Arthur did not know that, in fact he was fairly sure he was, just about, the unluckiest man in the universe. He had finally been reunited with the love of his nine lives only to have her whisked away from him and gone to who knows where. *

Arthur didn't respond to the voice at the other end of the foot. He hoped that whoever it was would go away and leave him and his fish bowl alone for a little while. But the foot persisted until he realised that it belonged to a leg and the leg belonged to Zaphod Beeblebrox.

Zaphod Beeblebrox was eating a piece of fudge. He was also wondering what Arthur Dent was doing on his ship again when all he ever wanted to do was throw him off it. But there he was, looking a little classier than usual but, still there, all up in his grill.

Arthur wasn't at all in the mood for small talk. He was trying to see if the fish bowl would fit over his head so that he could wear it like a diver's helmet. He was also beginning to think that whoever the fool was who said "it is better to have loved and lost than never to have loved at all" had not considered that it was probably better, in all circumstances, to just be asleep.

So Arthur curled up into a ball with the fish bowl in his arms (unfortunately, it had not fit over his head) and tried to dream of Fenchurch's lovely face.

"Oh for Thor's sake," said Zaphod, "Arthur pull yourself together!"

Zaphod gave him a good kick, in a place I won't mention, and Arthur finally found the gall to stand up and face whatever life had to chuck at his face now.

"Oh hello friend" Arthur said, "How are you?"

"Forget that Arthur, listen, I am having a bit of a party here and, well, you have always been a bit of a downer you know."

Arthur looked about him for the first time and realised that he was surrounded by ladies in high heels and cocktail dresses and a few nervous looking men holding drinks and handbags.

"So listen, could you make yourself scare for the next couple of days. You can have your old room back."

Arthur liked the sound of that, he was never one for parties, they never seemed to work out well for him.

"Well, I could stay for a drink," said Arthur, for who knows what reason, "I can party when occasion calls for it."

All four of Zaphod's eyes rolled.

"Well suit yourself," he said, becoming quite distracted by a girl in green tights. Oh, nope, just green legs they are.

So Arthur poured himself a drink, drank it, nearly threw up, and poured another.
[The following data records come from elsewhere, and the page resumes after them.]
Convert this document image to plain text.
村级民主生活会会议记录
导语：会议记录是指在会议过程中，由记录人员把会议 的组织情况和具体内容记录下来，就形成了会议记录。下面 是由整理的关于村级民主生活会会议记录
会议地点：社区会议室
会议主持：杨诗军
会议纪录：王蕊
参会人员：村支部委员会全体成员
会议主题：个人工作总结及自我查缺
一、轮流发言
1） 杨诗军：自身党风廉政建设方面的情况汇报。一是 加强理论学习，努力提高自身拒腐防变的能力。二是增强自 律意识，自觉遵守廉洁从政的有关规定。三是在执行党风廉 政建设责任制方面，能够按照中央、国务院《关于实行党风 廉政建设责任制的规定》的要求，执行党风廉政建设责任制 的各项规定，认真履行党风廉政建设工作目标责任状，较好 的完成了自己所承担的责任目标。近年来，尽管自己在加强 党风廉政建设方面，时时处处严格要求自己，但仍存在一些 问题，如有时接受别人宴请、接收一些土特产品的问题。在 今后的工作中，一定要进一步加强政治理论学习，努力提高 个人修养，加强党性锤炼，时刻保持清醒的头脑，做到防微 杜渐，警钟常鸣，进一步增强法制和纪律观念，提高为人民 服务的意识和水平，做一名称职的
Then he found a seat next to some sort of giant bumblebee and talked to him about the invaluable source of warmth a pair of legwarmers could be old a cold day.

The bumblebee was not interested and made an excuse to leave which was something along the lines of "I have to be somewhere that isn't anywhere near you now."

So Arthur filled his fish bowl with all the different kinds of alcohol he could find, ripped his shirt off and announced to the entire room that he would be drinking the entire contents of his fish bowl and asked if anyone would care to watch.

They did.

In fact, it was probably one of the most interesting things they had seen all day. And Arthur found for the first time in his life that he was popular. Well, at least, he was, until he passed out. Then he was still popular, but only because they took photos of him in compromising positions with various different farm animals.

When Arthur woke up there was a giant alien standing on his head.

*Luckily, reader, I know where. Fenchurch was currently sitting next to a pile of watermelons at a school fete and she was chewing on a plastic bendy-straw.